Clearly it is all economics which is important when food is plentiful. But for me and my life it is important that people know that nothing is as it seems. It seems gold is really important, but it's not unless people are convinced it is.

It's all very sneaky and the love of money is the root of all evil. Is gold the purest definition of money or is it spice or is it paper?

In the 50's John, the fishing and hunting was much better. The 50's and 60's where the good old days I often hear about and never experienced.

Great hub.


Pat 5 years ago

The People's Bank of China (PBOC), the central bank, announced today that it will issue more gold and silver commemorative coins featuring the giant pandas to meet soaring demands for precious metals!


john000 5 years ago

Hello again,

Thanks for the comment.

Silver certificates have some numismatic value. I don't know whether it holds for all of them, or whether just certain ones, but for a generation or two they are an oddity.

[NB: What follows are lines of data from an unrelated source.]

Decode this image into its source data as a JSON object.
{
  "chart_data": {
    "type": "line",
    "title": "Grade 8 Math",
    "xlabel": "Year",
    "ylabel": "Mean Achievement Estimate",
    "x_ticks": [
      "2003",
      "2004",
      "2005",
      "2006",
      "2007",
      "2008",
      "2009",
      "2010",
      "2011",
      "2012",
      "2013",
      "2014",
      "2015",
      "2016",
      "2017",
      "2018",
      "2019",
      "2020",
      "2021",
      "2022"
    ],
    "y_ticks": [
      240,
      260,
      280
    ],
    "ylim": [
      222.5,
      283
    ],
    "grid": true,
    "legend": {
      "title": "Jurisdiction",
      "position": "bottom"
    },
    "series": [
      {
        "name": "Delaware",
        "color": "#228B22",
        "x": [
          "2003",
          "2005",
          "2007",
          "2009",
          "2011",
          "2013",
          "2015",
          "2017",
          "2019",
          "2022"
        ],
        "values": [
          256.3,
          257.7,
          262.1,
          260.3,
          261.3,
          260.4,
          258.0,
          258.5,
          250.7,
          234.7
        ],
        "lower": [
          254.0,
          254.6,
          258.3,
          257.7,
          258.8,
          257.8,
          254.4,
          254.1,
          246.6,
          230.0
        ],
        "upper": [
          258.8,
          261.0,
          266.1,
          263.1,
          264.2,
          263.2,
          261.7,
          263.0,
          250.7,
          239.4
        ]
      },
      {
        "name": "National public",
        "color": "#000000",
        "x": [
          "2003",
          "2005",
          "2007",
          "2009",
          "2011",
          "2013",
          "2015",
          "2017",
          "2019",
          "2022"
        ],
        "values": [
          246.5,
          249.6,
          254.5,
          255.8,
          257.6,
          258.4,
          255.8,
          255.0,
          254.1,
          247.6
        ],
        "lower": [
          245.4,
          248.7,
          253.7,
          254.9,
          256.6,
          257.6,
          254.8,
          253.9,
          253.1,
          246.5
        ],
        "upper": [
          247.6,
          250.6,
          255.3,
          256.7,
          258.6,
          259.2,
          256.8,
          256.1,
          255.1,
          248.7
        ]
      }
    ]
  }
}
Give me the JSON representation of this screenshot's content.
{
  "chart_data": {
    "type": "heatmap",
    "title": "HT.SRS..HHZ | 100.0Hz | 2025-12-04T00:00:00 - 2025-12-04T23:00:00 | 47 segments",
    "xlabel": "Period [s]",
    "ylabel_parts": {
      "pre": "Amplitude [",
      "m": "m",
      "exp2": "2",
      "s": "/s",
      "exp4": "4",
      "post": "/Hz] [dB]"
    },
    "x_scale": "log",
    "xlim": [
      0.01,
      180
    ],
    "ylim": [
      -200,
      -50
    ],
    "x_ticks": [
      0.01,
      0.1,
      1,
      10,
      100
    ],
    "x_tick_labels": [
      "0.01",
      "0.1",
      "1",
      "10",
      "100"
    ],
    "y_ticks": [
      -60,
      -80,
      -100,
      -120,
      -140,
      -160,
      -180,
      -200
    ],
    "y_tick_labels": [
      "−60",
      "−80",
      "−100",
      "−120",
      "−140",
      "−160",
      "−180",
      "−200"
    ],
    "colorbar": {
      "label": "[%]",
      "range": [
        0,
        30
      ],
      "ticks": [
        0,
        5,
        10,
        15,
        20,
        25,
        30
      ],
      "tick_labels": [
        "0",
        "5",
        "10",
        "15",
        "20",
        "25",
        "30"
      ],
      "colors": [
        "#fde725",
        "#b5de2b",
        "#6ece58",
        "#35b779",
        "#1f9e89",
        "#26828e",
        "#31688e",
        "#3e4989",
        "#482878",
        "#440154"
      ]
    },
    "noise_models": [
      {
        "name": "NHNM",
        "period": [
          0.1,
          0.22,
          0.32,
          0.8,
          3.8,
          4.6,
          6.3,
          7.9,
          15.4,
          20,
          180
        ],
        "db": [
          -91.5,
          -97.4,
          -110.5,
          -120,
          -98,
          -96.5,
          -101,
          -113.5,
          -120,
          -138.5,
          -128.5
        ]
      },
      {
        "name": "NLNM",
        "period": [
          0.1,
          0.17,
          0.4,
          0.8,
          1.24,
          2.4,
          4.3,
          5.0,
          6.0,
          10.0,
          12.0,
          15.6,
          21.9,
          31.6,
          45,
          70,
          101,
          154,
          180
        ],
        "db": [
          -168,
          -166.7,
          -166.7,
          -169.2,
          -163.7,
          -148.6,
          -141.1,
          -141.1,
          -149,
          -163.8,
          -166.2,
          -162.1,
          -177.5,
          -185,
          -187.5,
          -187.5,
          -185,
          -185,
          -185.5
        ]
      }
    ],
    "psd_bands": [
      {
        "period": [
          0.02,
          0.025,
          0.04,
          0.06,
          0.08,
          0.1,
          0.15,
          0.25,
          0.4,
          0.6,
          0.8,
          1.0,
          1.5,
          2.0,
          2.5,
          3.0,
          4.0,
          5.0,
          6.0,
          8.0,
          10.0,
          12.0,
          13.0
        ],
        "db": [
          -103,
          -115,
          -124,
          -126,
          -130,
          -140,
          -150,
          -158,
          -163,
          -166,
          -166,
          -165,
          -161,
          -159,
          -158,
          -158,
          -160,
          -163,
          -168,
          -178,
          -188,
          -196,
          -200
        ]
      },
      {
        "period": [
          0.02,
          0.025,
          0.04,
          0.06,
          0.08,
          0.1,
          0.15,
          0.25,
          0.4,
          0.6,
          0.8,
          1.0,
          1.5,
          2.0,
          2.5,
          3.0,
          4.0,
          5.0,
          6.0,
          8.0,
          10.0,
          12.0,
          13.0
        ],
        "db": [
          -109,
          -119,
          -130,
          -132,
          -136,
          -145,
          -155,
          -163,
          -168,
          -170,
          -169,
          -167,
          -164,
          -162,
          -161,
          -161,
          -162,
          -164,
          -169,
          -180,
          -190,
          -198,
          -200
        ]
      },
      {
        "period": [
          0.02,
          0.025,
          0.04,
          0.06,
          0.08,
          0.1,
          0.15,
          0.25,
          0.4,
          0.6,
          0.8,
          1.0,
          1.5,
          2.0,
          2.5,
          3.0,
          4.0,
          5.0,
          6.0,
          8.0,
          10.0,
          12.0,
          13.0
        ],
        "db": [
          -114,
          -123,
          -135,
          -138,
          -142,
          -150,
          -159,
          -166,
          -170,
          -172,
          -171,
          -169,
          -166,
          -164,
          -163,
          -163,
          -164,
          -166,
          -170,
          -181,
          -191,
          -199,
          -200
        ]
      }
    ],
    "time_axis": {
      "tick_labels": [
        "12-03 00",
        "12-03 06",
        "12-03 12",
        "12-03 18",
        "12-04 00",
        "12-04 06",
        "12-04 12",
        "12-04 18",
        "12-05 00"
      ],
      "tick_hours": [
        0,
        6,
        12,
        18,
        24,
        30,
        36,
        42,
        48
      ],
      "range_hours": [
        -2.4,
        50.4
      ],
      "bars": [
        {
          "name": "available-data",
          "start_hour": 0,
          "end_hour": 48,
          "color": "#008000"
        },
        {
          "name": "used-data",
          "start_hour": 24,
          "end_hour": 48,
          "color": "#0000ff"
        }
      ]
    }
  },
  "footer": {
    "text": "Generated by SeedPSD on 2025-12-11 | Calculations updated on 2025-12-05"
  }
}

Growing up in the 50's and 60's I did not appreciate a lot of things. On reflection, some of the tried and true ways were not so bad, like having your money convertible!


MobyWho profile image

MobyWho 5 years ago from Burlington VT

Good timing! Just yesterday I took several saved "Silver Certificates" to my bank, asking for silver dollars. They could not produce them, nor would they try. Those were used ones. I also have ten uncirculated notes in sequence. Maybe I should frame them and add some sarcastic comment or cartoon?


viveresperando profile image

viveresperando 5 years ago from A Place Where Nothing Is Real

very interesting


chamilj profile image

chamilj 5 years ago from Sri Lanka

I think people's trust in paper money is going down.